Think again. Last season's NHL points leader was none other than 38-year-old Martin St. Louis. So the myth that only youngsters can put up big numbers is just that ... a myth.
Steen, who was just awarded player of the month honors for October (I assume he'll receive at least two complimentary gift cards to Tim Horton's as compensation), isn't a household name or even a one bedroom apartment name yet. Right now, he's just ... a name.
For fantasy owners, that can be a lot to handle. And as irrational as it may be to collectively snub our noses at one of the game's best, I get it. We're a skeptical bunch in the fantasy community. It's not something to be proud of, but that's the way it is.
Certainly, Steen isn't the easiest guy to figure out. He's not new to the league (this is his ninth season) yet he's never had a season quite like this. And at the same time, Steen has still had some pretty good seasons (24 goals in 2010 and 20 in 2011). It kind of reminds me of Robert California's take on the Black Eyed Peas, "It's rock and roll for people who don't like rock and roll. It's rap for people who don't like rap. It's pop for people who don't like pop."
Steen embodies all of the things that confuse fantasy owners the most. He's good, bad, young and old all at the same time. What we're left with is a red- hot left wing who may or may not be the NHL's version of Fergie.
While others will point to what Steen hasn't done in his career, I look at what he has done. In 2011-12, Steen produced 15 goals and 13 assists. If a concussion hadn't limited him to 43 games that season, Steen would have been on pace for 29 goals and 25 assists. At the time of his injury, his plus/minus rating was an incredible plus-24.
Basically, Steen already had his breakout season but we all forgot about it because of the concussion. Even during the lockout-shortened 2012-13 season, Steen flashed his potential with 27 points in 40 contests.

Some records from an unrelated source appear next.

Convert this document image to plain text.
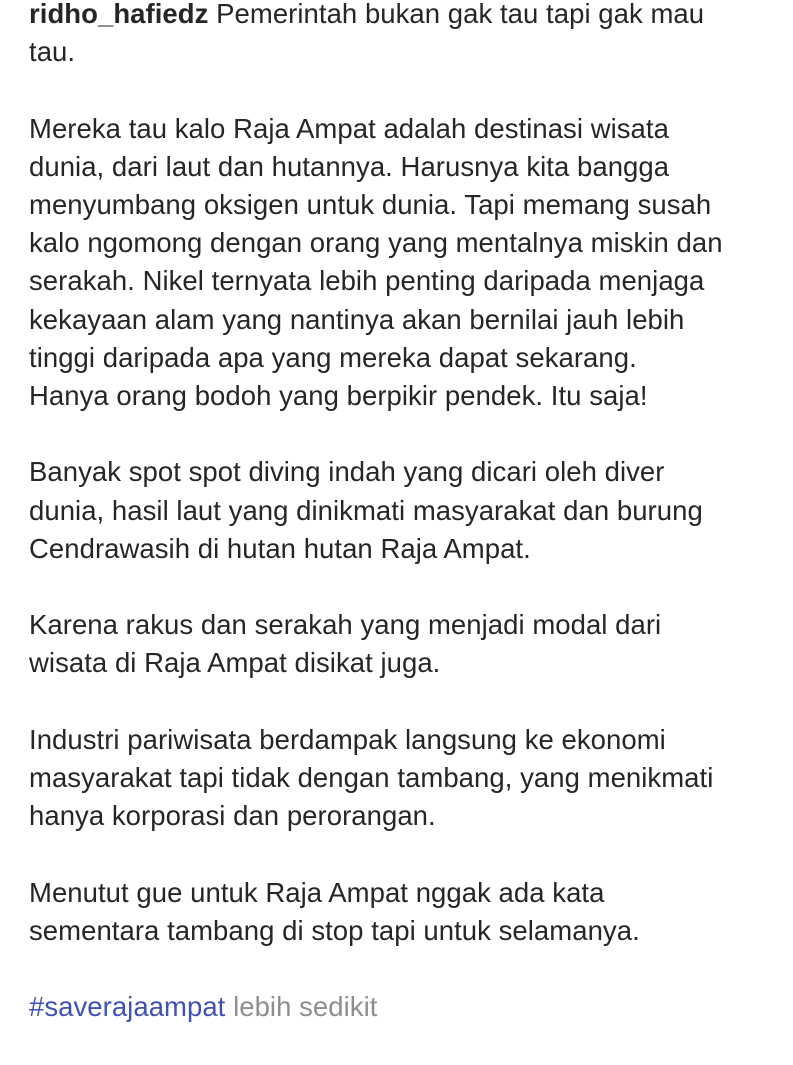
ridho_hafiedz Pemerintah bukan gak tau tapi gak mau
tau.

Mereka tau kalo Raja Ampat adalah destinasi wisata
dunia, dari laut dan hutannya. Harusnya kita bangga
menyumbang oksigen untuk dunia. Tapi memang susah
kalo ngomong dengan orang yang mentalnya miskin dan
serakah. Nikel ternyata lebih penting daripada menjaga
kekayaan alam yang nantinya akan bernilai jauh lebih
tinggi daripada apa yang mereka dapat sekarang.
Hanya orang bodoh yang berpikir pendek. Itu saja!

Banyak spot spot diving indah yang dicari oleh diver
dunia, hasil laut yang dinikmati masyarakat dan burung
Cendrawasih di hutan hutan Raja Ampat.

Karena rakus dan serakah yang menjadi modal dari
wisata di Raja Ampat disikat juga.

Industri pariwisata berdampak langsung ke ekonomi
masyarakat tapi tidak dengan tambang, yang menikmati
hanya korporasi dan perorangan.

Menutut gue untuk Raja Ampat nggak ada kata
sementara tambang di stop tapi untuk selamanya.

#saverajaampat lebih sedikit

What I like about Steen isn't the goals but how he's been scoring them. Unlike rookie Tomas Hertl who put together a four-goal game before hanging fantasy owners out to dry, Steen's production has been relentlessly steady. He's scored in every game this year but one (a 6-2 loss to San Jose on Oct. 15th). If given the choice, I'd much rather have a consistent scorer than a boom-or- bust type like Hertl.
Steen also benefits from strong linemates in high-scoring David Backes (six goals, five assists) and assist-oriented T.J. Oshie (two goals, eight assists). As long as those two are on the front line with Steen, the goal opportunities aren't going to go away.
It's also encouraging that Steen is playing big minutes. In 10 games, he's logged an average ice time of nearly 21 minutes per game (20:45). That ranks sixth among all NHL wings. Obviously, it doesn't take a rocket scientist (or probably any type of scientist) to figure out that more ice time leads to more scoring opportunities.
And though it may be a bit unusual for Steen to have his best season at age 29, it's definitely not unprecedented. Henrik Sedin had his breakout campaign for Vancouver at that age (112 points in 2009-10) while Mike Knuble didn't put together his first 50-point campaign until he was 30. Brian Rafalski (59 points at 35) and Markus Naslund (career-high 104 points at age 29) were also late bloomers.
So calm all that fluke talk. Whoever you are, Alexander Steen, I believe in you. Fantasy owners should too.